A.A.A.D.D.
Recently I was diagnosed with A.A.A.D.D. - Age Activated Attention Deficit
Disorder. This is how it manifests:
I decide to water my garden. As I turn on the hose in the
driveway, I look over at my car and decide it needs washing.
As I start toward the garage, I notice mail on the
porch table that I brought up from the mail box earlier.
I decide to go through the mail before I wash the car.
I lay my car keys on the table, put the junk mail in the
garbage can under the table, and notice that the can is full.
So I decide to put the bills back on the table and
take out the garbage first. But then I think,
since I'm going to be near the mailbox when I take out
the garbage anyway, I may as well pay the bills first.
I take my check book off the table and see that
there is only one check left. My extra checks are
in my desk in the study, so I go inside the house
to my desk where I find the can of Coke I'd been drinking.
I'm going to look for my checks, but first I need to push
the Coke aside so that I don't accidentally knock it over.
The Coke is getting warm, and I decide to put it in the
refrigerator to keep it cold.
As I head toward the kitchen with the Coke, a vase of
flowers on the counter catches my eye -- they need water.
I put the Coke on the counter and discover my reading
glasses that I've been searching for all morning.
I decide I better put them back on my desk, but first
I'm going to water the flowers.
I set the glasses back down on the counter, fill a
container with water and suddenly spot the TV remote.
Someone left it on the kitchen table. I realize that tonight
when we go to watch TV, I'll be looking for the remote,
but I won't remember that it's on the kitchen table,
so I decide to put it back in the den where it belongs,
but first I'll water the flowers.
I pour some water in the flowers, but quite a bit of it spills on
the floor. So I set the remote back on the table, get some
towels and wipe up the spill.

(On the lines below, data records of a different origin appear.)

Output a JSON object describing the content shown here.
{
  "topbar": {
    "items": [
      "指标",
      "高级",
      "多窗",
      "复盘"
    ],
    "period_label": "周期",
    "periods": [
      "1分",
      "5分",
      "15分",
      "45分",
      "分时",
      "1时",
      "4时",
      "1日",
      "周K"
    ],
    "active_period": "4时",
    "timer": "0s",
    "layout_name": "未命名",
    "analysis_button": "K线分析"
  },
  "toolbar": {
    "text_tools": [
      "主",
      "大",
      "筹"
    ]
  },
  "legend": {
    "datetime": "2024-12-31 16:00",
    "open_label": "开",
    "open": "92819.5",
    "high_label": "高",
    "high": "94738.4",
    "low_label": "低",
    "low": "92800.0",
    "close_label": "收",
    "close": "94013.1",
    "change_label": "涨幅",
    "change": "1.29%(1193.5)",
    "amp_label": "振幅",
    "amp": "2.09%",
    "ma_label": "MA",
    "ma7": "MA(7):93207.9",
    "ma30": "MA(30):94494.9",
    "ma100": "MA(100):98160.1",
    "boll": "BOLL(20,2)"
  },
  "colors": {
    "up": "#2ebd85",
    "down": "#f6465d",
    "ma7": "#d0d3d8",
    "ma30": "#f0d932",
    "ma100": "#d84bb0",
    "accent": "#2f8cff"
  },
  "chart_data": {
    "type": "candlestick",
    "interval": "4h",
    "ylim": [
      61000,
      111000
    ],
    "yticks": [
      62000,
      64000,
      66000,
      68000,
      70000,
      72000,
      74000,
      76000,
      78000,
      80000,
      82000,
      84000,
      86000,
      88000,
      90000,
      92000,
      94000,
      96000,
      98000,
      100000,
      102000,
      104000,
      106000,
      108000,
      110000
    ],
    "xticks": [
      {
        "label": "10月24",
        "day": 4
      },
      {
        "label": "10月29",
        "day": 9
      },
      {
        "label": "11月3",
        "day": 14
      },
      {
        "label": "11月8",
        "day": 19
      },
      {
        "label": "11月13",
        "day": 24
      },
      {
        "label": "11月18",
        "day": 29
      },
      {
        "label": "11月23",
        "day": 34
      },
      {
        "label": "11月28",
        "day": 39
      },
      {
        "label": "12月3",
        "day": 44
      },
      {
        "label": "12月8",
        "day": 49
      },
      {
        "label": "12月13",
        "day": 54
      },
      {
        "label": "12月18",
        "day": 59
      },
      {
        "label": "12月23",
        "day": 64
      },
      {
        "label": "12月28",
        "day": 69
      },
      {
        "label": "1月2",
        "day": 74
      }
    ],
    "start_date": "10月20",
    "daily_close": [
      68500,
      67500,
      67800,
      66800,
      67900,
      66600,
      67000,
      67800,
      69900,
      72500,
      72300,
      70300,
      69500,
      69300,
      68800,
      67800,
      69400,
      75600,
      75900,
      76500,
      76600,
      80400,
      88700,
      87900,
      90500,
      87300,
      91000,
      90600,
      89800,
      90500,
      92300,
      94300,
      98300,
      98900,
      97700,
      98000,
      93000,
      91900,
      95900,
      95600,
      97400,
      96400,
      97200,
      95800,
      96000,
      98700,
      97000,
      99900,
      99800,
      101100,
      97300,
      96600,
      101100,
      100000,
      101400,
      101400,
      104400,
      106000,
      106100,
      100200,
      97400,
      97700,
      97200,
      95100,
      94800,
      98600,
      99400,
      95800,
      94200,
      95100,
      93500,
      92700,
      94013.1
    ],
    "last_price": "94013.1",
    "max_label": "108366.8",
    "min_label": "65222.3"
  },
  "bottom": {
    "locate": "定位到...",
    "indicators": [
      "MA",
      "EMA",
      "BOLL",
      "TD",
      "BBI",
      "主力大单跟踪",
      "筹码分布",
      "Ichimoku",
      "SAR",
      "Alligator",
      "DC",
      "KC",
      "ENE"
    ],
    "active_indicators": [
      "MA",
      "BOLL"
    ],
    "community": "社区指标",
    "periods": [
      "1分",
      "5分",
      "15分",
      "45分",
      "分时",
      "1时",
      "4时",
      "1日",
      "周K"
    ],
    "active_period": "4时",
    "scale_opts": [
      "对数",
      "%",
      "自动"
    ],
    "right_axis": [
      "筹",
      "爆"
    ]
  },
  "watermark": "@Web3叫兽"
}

Then I head down the hall
trying to remember what I was planning to do.
At the end of the day...
- ...the car isn't washed,
- ...the bills aren't paid,
- ...there is a warm can of Coke sitting on the counter ,
- ...the flowers don't have enough water,
- ...there is still only 1 check in my check book,
- ...I can't find the remote,
- ...I can't find my glasses,
- ...and I don't remember what I did with the car keys.
Then, when I try to figure out why nothing got done today,
I'm really baffled because I know I was busy all damn day,
and I'm really tired.
I realize this is a serious problem, and I'll try to get some
help for it, but first I'll check my e-mail...
Response of a 60 year old woman
Age activated???? Heck, this is just my life . . .
Response of a 62 year old man
Nothing is different, when you were younger, you wanted to start your
day mowing the yard to start the weekend, but got sidetracked looking
for breakfast, saw last nights empty beer can, went to the store for
more beer for a hot date later in the day. Then returned home to put the
beer in the fridge and realizing that you still needed breakfast. but
it was too late, so you went out for a late brunch. You were going to
meet a friend, but had to go back home for your wallet then back to your
friends. You stooped long enough to have a beer, a joint and listen to
the latest Bob Dylan album, got the munchies and continued onto brunch
which now time for a late lunch. After satisfying your munchies you
floated home, needed a nap from all of the hard work thinking about
mowing the grass, woke up took a shower for your hot date. Your date
showed up, helped you drink some beers, got stoned and you talked her
into some more munchies for supper, You had more beer and spent hours
trying to select the right music. She spent hours telling you about
space and far out dreams. At the end of the weekend the grass had not
been mowed, but you had smoked a lot of the grass, had not gotten laid
you were accusing they of a government conspiracy to change time and
space to make you work harder and longer for the "Man."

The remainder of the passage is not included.